I just can't even imagine why you would these days, there are even "local" options that act as "local 3rd party auth providers".
Screw losing sleep over whether you're storing credentials correctly.
We’ve looked at Auth0 and Okta because we wanted to see if we can save some dev time devising RBAC and supporting a lot of different auth integrations. Ended up doing it in house since the quote was unacceptable (essentially a mid-level dev salary per year)
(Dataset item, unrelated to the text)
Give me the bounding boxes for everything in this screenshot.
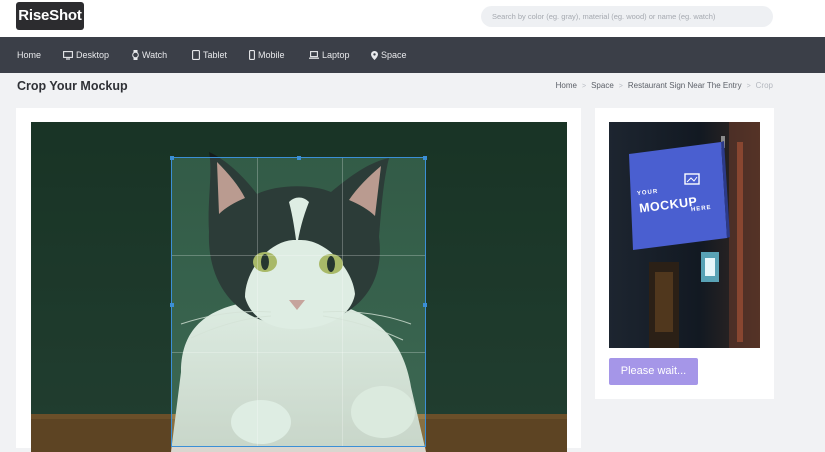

However, I came across this specific need of implementing both Authorization and resource server on the same application and for that I'm planning to implement Authorization Server using Spring but I came to know that Spring have stopped active oauth project development and so I'm planning to use Keycloak for my application also I'm planning to store client id & client secret in mysql database.
In authorization server I have to generate access token and then send it back to the client and verify when the api call is made with the same token.
If you don't mind do you have any link or specific resources for the development which you did? I would love to see your project as well. Thanks.
TL;DR feature flag service was to blame
also, security practices are supposedly better and more robust there than at your average place.
i think those two things are the value adds.